Céline Perhérin distingue quatre «modes de gestion», répondant à chaque situation : «laisser faire, lorsque les enjeux ne justifient pas d’intervenir», «adapter» le paysage de manière limitée, par exemple en dressant une butte, «fixer le trait de côte» à l’aide d’un «ouvrage de défense», souvent une digue bétonnée, et enfin «relocaliser les activités et les biens», en d’autres termes laisser la place à la mer, en particulier lorsque c’est la seule manière d’assurer la sécurité du territoire.

Cette situation risque de s’imposer plus souvent qu’on ne le voudrait, notamment pour des raisons budgétaires. En effet, à long terme, la nature gagne toujours. Aux Pays-Bas, «où 70% du PIB est en zone inondable», souligne Boris Leclerc, du service «risques hydrauliques» du Cerema, les autorités «ont décidé que le trait de côte devait être maintenu», mais cela implique un «rechargement massif en sable», qui coûte cher chaque année.

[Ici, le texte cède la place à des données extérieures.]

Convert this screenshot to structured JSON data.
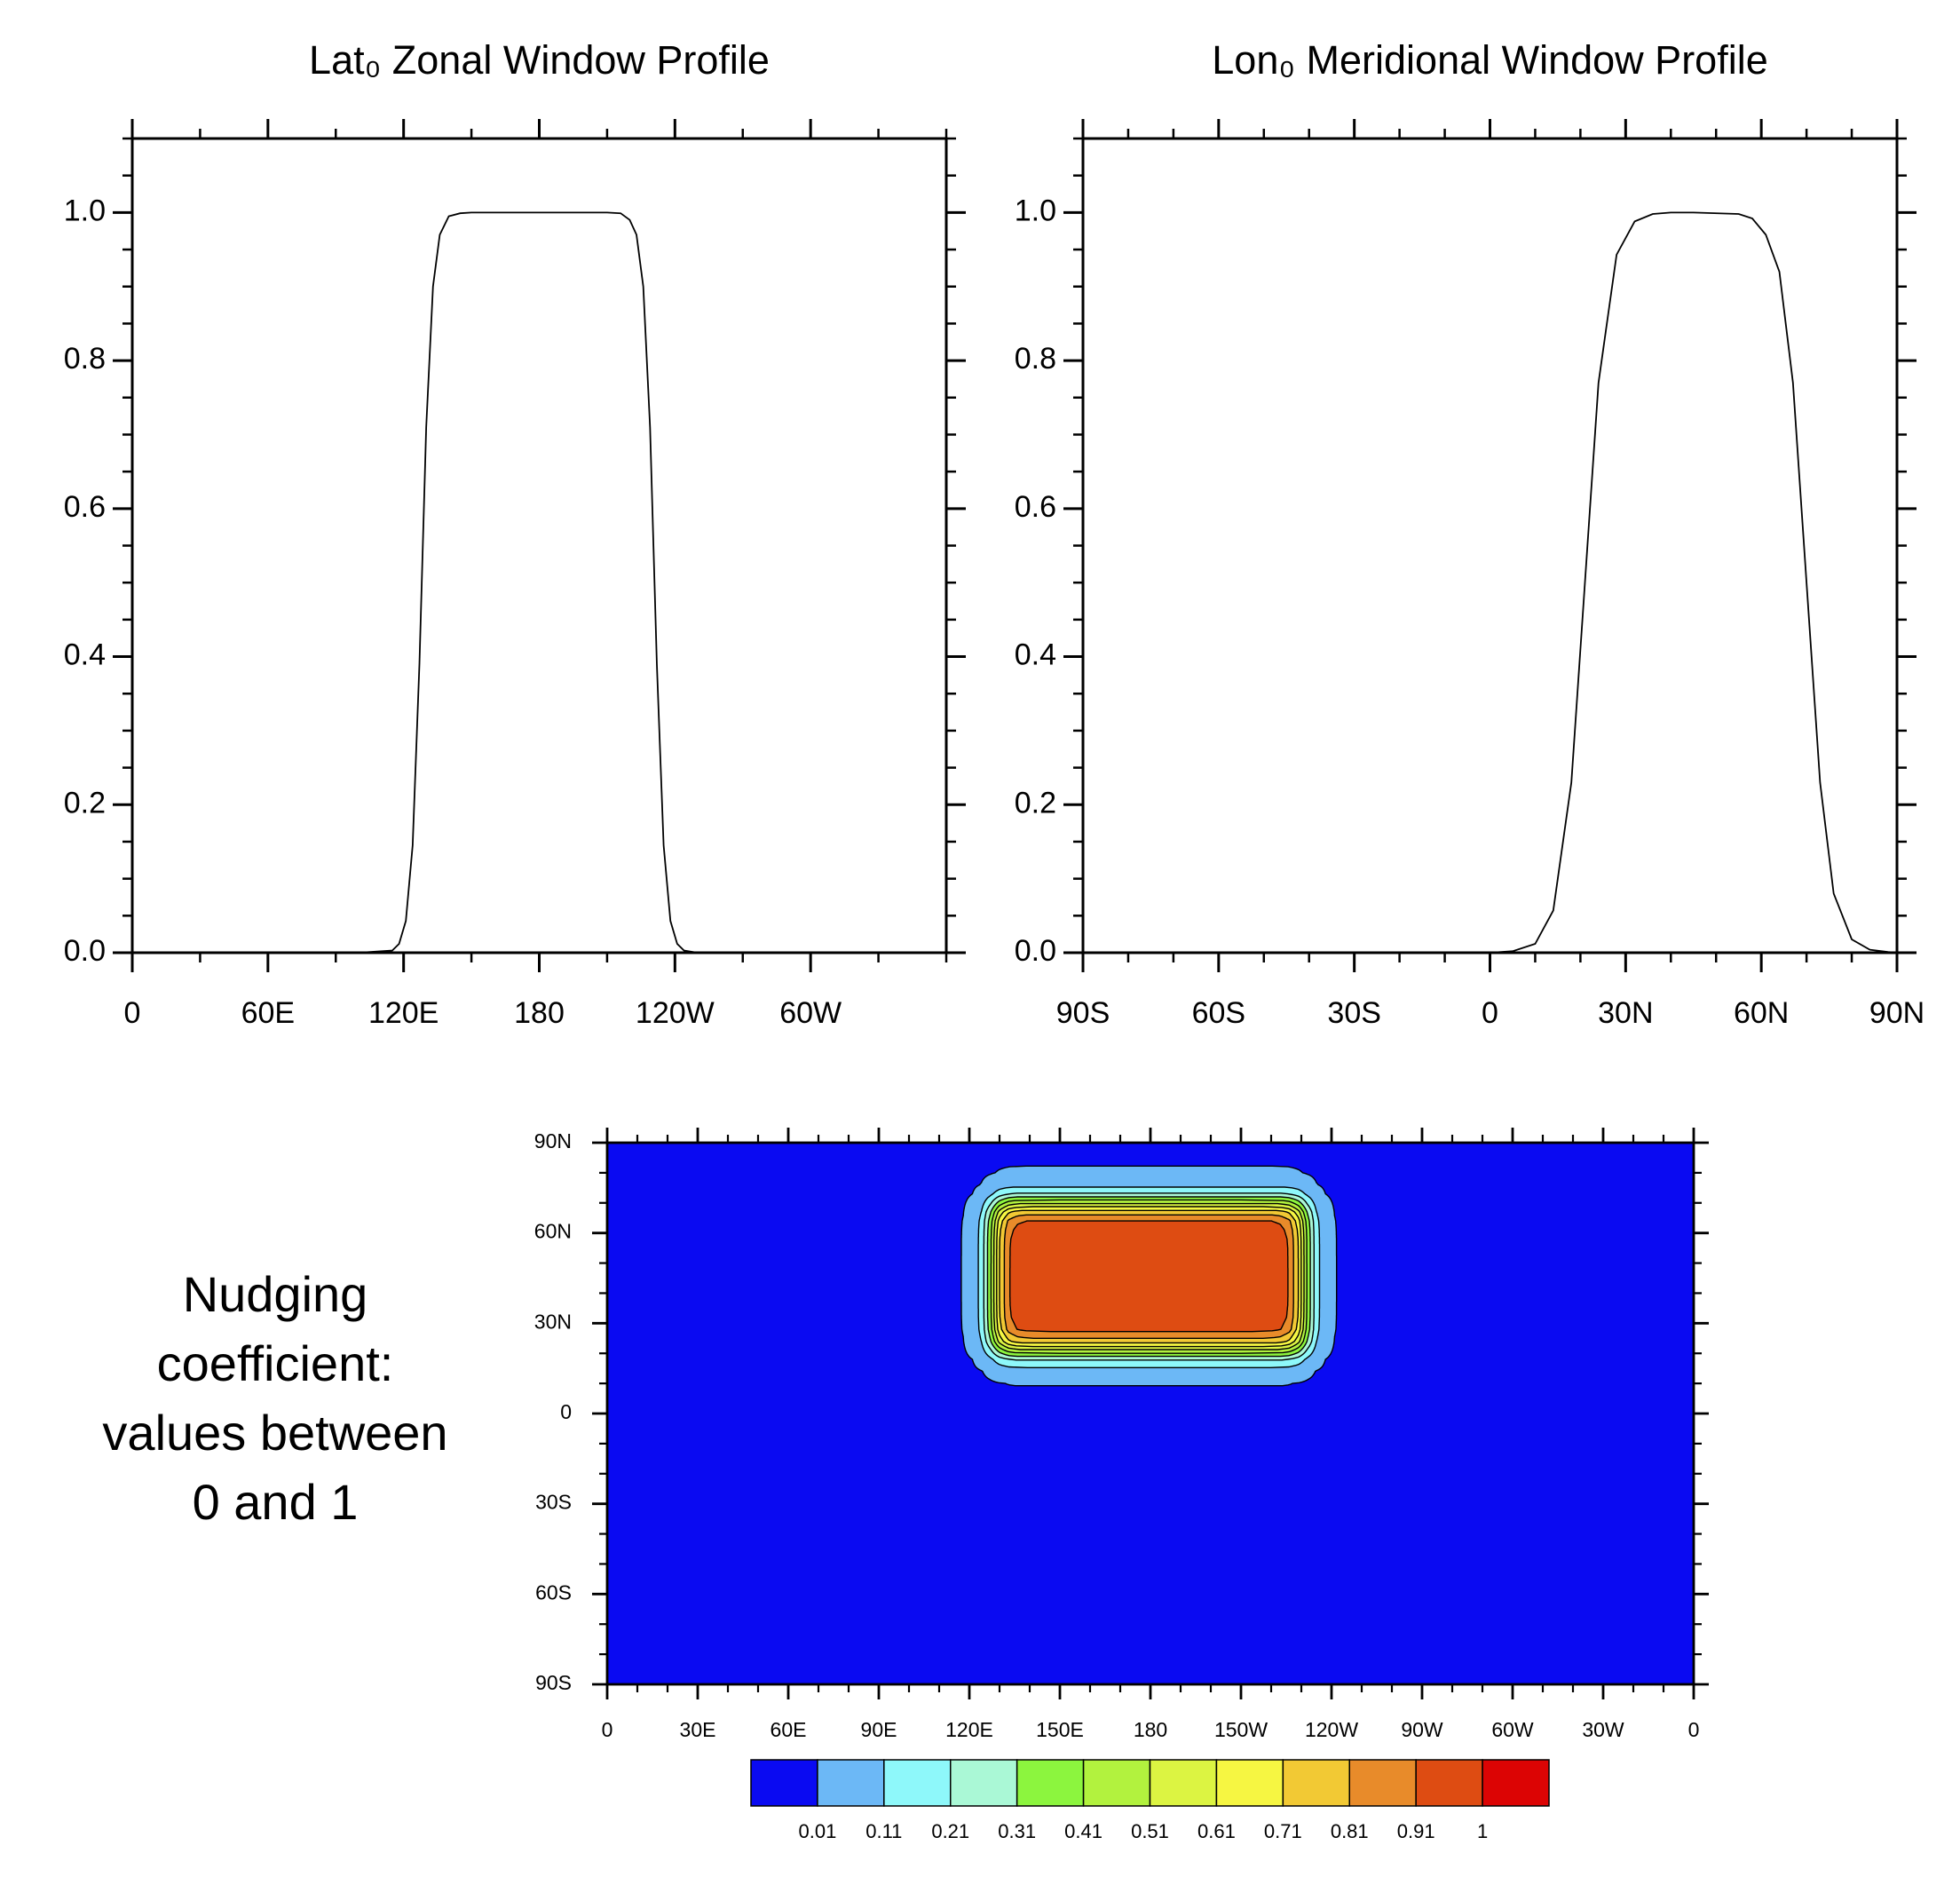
{
  "chart_data": [
    {
      "type": "line",
      "title": "Lat₀ Zonal Window Profile",
      "color": "#000000",
      "x": [
        0,
        100,
        115,
        118,
        121,
        124,
        127,
        130,
        133,
        136,
        140,
        145,
        150,
        200,
        210,
        216,
        220,
        223,
        226,
        229,
        232,
        235,
        238,
        241,
        244,
        250,
        260,
        360
      ],
      "values": [
        0,
        0,
        0.003,
        0.012,
        0.043,
        0.145,
        0.39,
        0.71,
        0.9,
        0.97,
        0.995,
        0.999,
        1,
        1,
        1,
        0.999,
        0.99,
        0.97,
        0.9,
        0.71,
        0.39,
        0.145,
        0.043,
        0.012,
        0.003,
        0,
        0,
        0
      ],
      "xlim": [
        0,
        360
      ],
      "ylim": [
        0,
        1.1
      ],
      "xticks": [
        0,
        {
          "value": 60,
          "label": "60E"
        },
        {
          "value": 120,
          "label": "120E"
        },
        180,
        {
          "value": 240,
          "label": "120W"
        },
        {
          "value": 300,
          "label": "60W"
        }
      ],
      "yticks": [
        {
          "value": 0,
          "label": "0.0"
        },
        0.2,
        0.4,
        0.6,
        0.8,
        {
          "value": 1,
          "label": "1.0"
        }
      ]
    },
    {
      "type": "line",
      "title": "Lon₀ Meridional Window Profile",
      "color": "#000000",
      "x": [
        -90,
        0,
        5,
        10,
        14,
        18,
        21,
        24,
        28,
        32,
        36,
        40,
        45,
        55,
        58,
        61,
        64,
        67,
        70,
        73,
        76,
        80,
        84,
        88,
        90
      ],
      "values": [
        0,
        0,
        0.002,
        0.012,
        0.057,
        0.23,
        0.5,
        0.77,
        0.943,
        0.988,
        0.998,
        1,
        1,
        0.998,
        0.992,
        0.97,
        0.92,
        0.77,
        0.5,
        0.23,
        0.08,
        0.018,
        0.004,
        0.001,
        0
      ],
      "xlim": [
        -90,
        90
      ],
      "ylim": [
        0,
        1.1
      ],
      "xticks": [
        {
          "value": -90,
          "label": "90S"
        },
        {
          "value": -60,
          "label": "60S"
        },
        {
          "value": -30,
          "label": "30S"
        },
        0,
        {
          "value": 30,
          "label": "30N"
        },
        {
          "value": 60,
          "label": "60N"
        },
        {
          "value": 90,
          "label": "90N"
        }
      ],
      "yticks": [
        {
          "value": 0,
          "label": "0.0"
        },
        0.2,
        0.4,
        0.6,
        0.8,
        {
          "value": 1,
          "label": "1.0"
        }
      ]
    },
    {
      "type": "contour",
      "title_lines": [
        "Nudging",
        "coefficient:",
        "values between",
        "0 and 1"
      ],
      "xlim": [
        0,
        360
      ],
      "ylim": [
        -90,
        90
      ],
      "xticks": [
        0,
        {
          "value": 30,
          "label": "30E"
        },
        {
          "value": 60,
          "label": "60E"
        },
        {
          "value": 90,
          "label": "90E"
        },
        {
          "value": 120,
          "label": "120E"
        },
        {
          "value": 150,
          "label": "150E"
        },
        180,
        {
          "value": 210,
          "label": "150W"
        },
        {
          "value": 240,
          "label": "120W"
        },
        {
          "value": 270,
          "label": "90W"
        },
        {
          "value": 300,
          "label": "60W"
        },
        {
          "value": 330,
          "label": "30W"
        },
        {
          "value": 360,
          "label": "0"
        }
      ],
      "yticks": [
        {
          "value": -90,
          "label": "90S"
        },
        {
          "value": -60,
          "label": "60S"
        },
        {
          "value": -30,
          "label": "30S"
        },
        0,
        {
          "value": 30,
          "label": "30N"
        },
        {
          "value": 60,
          "label": "60N"
        },
        {
          "value": 90,
          "label": "90N"
        }
      ],
      "levels": [
        0.01,
        0.11,
        0.21,
        0.31,
        0.41,
        0.51,
        0.61,
        0.71,
        0.81,
        0.91,
        1
      ],
      "colors": [
        "#0a0af2",
        "#6cb8f6",
        "#8ef8fa",
        "#aaf8d6",
        "#8cf53e",
        "#b2f23e",
        "#dcf442",
        "#f6f642",
        "#f2c934",
        "#e88b2a",
        "#de4c12",
        "#dc0404"
      ]
    }
  ]
}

En Alaska, la construction d’une digue habitée a été interrompue, faute de crédits. En France, à Cayeux-sur-mer (Somme), après une tempête en 1990, des épis de béton ont été posés face à la mer. Des travaux de maintenance sont nécessaires tous les hivers, et des galets ont même été versés exceptionnellement cette année, à la mi-juillet, pour éviter l’effritement de la digue.

Les riverains hostiles

En outre, l’action des autorités ne suffit pas. Le Conservatoire du littoral, chargé de protéger les côtes françaises depuis 1975, constate une évolution contrastée du trait de côte en Camargue, avancée au nord et à l’ouest de la région, et érosion au sud. Conjuguée «à la remontée du niveau de la mer et à l’augmentation de l’intensité des tempêtes», ces mouvements provoquent des ruptures de digues, observe Marion Péguin, chargée de mission au Conservatoire du littoral.

L’institution a voulu anticiper la submersion marine. Elle racheté des terrains au groupe Salins, qui produit du sel, effectué des travaux de reconnexion hydraulique, démantelé des stations de pompage qui entravaient le cycle naturel de l’eau, et constaté finalement le repeuplement par la flore et la faune sauvages. Mais cette «gestion souple» n’a pas reçu l’assentiment des riverains, observe Marion Péguin. «Nous avions négligé de travailler avec la population locale et observé une résistance à la stratégie de recul. Dans une région où la nature a longtemps été domptée, le message assurant que ‘la nature reprend ses droits’’ a été perçu comme une provocation», raconte-t-elle.